Душистый аир - страница 10
— Просим барина откушать, — ехидно подзывает Юочбалене Казиса, переминающегося невдалеке. — Картошку-то уж как-нибудь сам облупишь, пальцами — это тебе не Америка.
— Дурака и в церкви бьют, — ворчит Мотеюс, помешивая похлебку. — Все как люди приходят, а он, рыжун…
— Кто с собой долларов привез, а наш Казис — вшей.
Пятрас хохочет, долго не закрывая щербатый рот. Казис возит ложкой по дну миски, позабыв о еде, морщит лоб, покрытый спутанными волосами, не поднимает глаз.
— Такого дурака во всем свете не сыщешь, — снова рычит Мотеюс.
— Я на свое пришел… На свою землю, — наконец тихо произносит Казис, сжимая в руке краюшку хлеба.
— Слыхали? — медленно озирается Мотеюс. — На свое он явился, рыжун…
— Где твоя земля? — Юочбалене глядит на него в упор, стиснув в руке деревянную ложку.
— Нет тебе здесь земли! — Мотеюс молотит кулаком по столу.
— Нету! — кивает головой Юочбалене.
— Нет! Нет! — выкрикивает, весь красный, Пятрас.
— Это отцовская земля, надо ее поровну разделить. На три части, — поднимает голову Казис; в его голосе слышится настойчивость.
— Дураку — кукиш под нос! — Мотеюс тычет Казису кукиш. — Мы столько лет трудились, пот лили, а ты — что?
— Я тебя в Америку снарядила, последние гроши наскребла, а теперь, когда ты через свою же глупость гол-голехонек, еще и на землю заришься? — Юочбалене от негодования задыхается.
— Не хотите добром, судом потребую, — произносит Казис и, отталкивая миску, выходит из-за стола.
Встает и Мотеюс. Лицо его внезапно зеленеет, он заносит над головой Казиса свои кулачищи, но, тряхнув ими в воздухе, опускает и по-бычьи наклоняет голову.
— Угомони ты этого американца, не то я… — говорит он матери. — Я ни на что не посмотрю, только бы земля в моих руках оставалась.
Казис снимает с ветки косу и медленно, точно взвалив на плечи тяжкую ношу, удаляется. Он идет в луга. Теперь я вдруг ощущаю, как по лбу у меня струится пот, а рубашка прилипла к спине — хоть выжми.
Юочбалене ровно две недели не наведывалась в деревню, из дома ни ногой, чужим глаз не казала. К ней на хутор тоже никто из соседей не ходил — все шептались и, прильнув к щеколдам своих сеней, прислушивались, дивились на дела, которые творились на хуторе под тополями. Наконец старуха не вытерпела и однажды воскресным вечером накинула черный платок да и вышла за ворота. И хотя никто ее не спрашивал, Юочбалене сама выложила всю правду. Ей хотелось излить накопившуюся горечь, как будто это помогает.

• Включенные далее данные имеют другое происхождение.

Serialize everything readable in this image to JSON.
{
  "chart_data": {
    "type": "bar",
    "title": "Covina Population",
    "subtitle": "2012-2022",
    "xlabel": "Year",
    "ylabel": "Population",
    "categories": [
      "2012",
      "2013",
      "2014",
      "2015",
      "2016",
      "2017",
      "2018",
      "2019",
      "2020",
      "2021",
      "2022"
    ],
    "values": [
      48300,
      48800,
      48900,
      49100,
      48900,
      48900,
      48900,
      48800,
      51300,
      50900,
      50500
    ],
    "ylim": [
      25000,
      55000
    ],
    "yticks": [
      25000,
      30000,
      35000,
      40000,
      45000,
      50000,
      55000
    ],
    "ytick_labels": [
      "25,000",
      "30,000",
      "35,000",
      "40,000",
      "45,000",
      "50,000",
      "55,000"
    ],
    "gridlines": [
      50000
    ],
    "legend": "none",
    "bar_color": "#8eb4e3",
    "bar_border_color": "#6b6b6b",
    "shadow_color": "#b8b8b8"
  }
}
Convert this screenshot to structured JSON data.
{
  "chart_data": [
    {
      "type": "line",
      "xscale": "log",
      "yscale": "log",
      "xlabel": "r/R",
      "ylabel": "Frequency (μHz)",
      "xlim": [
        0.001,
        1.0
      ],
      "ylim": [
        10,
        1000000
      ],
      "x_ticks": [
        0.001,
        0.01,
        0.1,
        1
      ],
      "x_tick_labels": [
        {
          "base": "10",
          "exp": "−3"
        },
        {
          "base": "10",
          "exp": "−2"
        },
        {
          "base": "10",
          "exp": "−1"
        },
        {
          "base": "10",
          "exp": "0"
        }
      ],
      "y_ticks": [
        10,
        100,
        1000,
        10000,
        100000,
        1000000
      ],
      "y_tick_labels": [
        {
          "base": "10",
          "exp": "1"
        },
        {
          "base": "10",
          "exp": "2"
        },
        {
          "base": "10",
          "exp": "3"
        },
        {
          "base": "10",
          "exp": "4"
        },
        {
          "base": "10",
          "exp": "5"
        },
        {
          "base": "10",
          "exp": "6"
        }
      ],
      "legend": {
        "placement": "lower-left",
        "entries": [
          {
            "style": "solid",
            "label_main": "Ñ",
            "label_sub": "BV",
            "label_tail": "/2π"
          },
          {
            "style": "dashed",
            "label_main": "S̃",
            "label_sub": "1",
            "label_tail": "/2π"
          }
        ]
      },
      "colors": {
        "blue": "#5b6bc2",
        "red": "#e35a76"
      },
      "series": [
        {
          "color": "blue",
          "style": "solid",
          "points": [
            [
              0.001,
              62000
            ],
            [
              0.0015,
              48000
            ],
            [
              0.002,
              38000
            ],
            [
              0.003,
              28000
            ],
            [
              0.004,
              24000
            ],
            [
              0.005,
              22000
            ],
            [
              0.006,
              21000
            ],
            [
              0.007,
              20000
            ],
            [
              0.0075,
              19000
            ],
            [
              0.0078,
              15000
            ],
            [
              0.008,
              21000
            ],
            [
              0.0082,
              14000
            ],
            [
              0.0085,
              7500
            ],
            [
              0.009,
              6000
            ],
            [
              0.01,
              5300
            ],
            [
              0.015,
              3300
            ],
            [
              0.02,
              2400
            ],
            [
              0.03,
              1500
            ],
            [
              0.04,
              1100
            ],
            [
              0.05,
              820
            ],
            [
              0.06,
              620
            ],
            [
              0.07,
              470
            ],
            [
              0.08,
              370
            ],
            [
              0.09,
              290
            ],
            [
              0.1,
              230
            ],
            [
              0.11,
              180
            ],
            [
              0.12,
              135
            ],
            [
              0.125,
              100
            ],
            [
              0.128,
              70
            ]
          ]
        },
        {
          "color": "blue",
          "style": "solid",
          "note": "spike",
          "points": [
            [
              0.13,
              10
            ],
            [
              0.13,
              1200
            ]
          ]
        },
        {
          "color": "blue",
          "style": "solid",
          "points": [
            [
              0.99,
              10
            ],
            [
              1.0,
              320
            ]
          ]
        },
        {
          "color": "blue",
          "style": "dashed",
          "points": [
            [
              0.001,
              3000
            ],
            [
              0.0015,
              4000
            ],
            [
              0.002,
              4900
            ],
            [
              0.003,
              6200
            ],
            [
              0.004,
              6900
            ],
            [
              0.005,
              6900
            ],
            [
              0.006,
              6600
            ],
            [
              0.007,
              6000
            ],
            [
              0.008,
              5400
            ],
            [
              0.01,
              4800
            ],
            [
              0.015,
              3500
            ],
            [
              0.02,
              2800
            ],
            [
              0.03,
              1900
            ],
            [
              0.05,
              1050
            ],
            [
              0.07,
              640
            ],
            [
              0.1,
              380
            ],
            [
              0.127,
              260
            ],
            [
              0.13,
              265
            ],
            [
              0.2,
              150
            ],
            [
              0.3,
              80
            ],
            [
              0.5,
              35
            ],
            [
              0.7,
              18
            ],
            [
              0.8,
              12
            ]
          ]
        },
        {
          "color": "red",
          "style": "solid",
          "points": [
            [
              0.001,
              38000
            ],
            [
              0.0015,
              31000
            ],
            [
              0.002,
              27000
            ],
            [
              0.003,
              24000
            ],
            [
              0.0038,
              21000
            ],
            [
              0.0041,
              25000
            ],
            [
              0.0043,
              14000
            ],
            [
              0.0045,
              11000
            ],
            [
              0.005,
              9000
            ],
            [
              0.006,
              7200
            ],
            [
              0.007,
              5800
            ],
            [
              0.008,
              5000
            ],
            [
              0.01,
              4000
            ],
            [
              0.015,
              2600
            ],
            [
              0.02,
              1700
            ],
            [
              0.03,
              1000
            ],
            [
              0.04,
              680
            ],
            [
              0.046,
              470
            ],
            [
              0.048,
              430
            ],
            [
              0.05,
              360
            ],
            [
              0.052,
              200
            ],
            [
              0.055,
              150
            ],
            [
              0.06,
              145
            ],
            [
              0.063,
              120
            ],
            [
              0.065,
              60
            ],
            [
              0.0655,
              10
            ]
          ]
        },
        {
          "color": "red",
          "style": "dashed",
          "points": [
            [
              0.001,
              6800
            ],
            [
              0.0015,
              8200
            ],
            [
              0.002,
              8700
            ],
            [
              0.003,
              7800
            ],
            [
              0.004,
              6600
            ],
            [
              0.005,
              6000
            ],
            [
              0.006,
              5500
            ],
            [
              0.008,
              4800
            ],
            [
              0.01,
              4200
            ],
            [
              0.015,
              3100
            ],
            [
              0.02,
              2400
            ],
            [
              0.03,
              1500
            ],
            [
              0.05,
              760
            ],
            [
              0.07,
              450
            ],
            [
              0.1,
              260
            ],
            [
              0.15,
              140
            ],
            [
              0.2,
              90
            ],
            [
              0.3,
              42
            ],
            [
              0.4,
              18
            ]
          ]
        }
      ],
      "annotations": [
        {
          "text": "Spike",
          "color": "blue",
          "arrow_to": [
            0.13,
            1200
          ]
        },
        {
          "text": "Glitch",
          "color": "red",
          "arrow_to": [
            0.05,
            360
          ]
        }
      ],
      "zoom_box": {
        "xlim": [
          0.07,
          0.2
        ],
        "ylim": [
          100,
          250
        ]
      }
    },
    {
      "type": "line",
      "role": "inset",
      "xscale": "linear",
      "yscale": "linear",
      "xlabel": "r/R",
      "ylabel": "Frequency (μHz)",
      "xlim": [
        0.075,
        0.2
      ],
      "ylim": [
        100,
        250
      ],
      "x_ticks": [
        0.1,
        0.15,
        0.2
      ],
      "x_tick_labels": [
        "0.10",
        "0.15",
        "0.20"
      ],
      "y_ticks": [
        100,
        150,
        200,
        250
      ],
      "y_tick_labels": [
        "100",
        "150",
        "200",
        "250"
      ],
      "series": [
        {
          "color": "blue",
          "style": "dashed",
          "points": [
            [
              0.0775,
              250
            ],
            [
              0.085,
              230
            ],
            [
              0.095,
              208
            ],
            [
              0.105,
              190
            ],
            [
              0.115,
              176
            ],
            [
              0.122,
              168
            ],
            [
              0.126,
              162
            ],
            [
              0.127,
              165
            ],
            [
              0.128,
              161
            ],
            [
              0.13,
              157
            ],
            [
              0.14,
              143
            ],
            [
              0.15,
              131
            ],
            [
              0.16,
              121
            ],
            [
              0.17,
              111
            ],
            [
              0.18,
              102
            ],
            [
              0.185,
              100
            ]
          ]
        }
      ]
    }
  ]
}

Казис делал всякую работу: кормил свиней, собирал листья, резал траву, косил луга, сгребал сено. От зари до вечера. Первым вставал, последним ложился. Юочбалене обнаружила, что за столом оказался лишний рот, и рассчитала батрачку Аготу. Та просилась еще остаться, хотя бы пока полоску картошки себе нароет или угол найдет, но старуха и слушать не желала — велела Мотеюсу запрячь телегу, покидала туда все девкины пожитки и приказала везти в Даржининкай к сестре, а там прямо на дворе все вывалить. Подскакивала на ухабах телега, и плакала в ней Агота. Она вцепилась в свои жалкие тряпки, чтобы не растерять в тряске, и вслух поминала все беды, а изведала она их немало за долгие годы службы у Юочбалене. Казис стоял у ворот с коромыслом на плечах и глядел вслед телеге. Он сгорбился, опустил голову, точно чувствовал себя виноватым.
— Чего уставился? — накинулась на него мачеха. — Поворачивайся-ка живее, картошку пора ставить, горшки пустые на печи.
Заскрипело, покачнулось коромысло.
Иногда, бывало, Казис закончит свои дневные труды и перед сном достанет гармошку, присядет под тополем и заиграет. Играл он осторожно, едва слышно. Издали было похоже на стрекотание кузнечика в траве. Первые аккорды дрожали, обрывались, и казалось, они вот-вот исчезнут, потонут в бескрайней тьме глухого вечера. Видимо, огрубели пальцы у музыканта, утратили гибкость, а в ушах еще стоит поросячий визг, стук ведер да грубая брань. Теперь уж не то, что прежде, когда он, бывало, так и рвет гармонь, шагая в толпе парней по деревенской улице. Но вот звуки становятся уверенней, громче. Все кругом молчит, даже соловей в кустах над речкой Швяндре примолк, только листья тополей тихо шелестят, вторя музыке.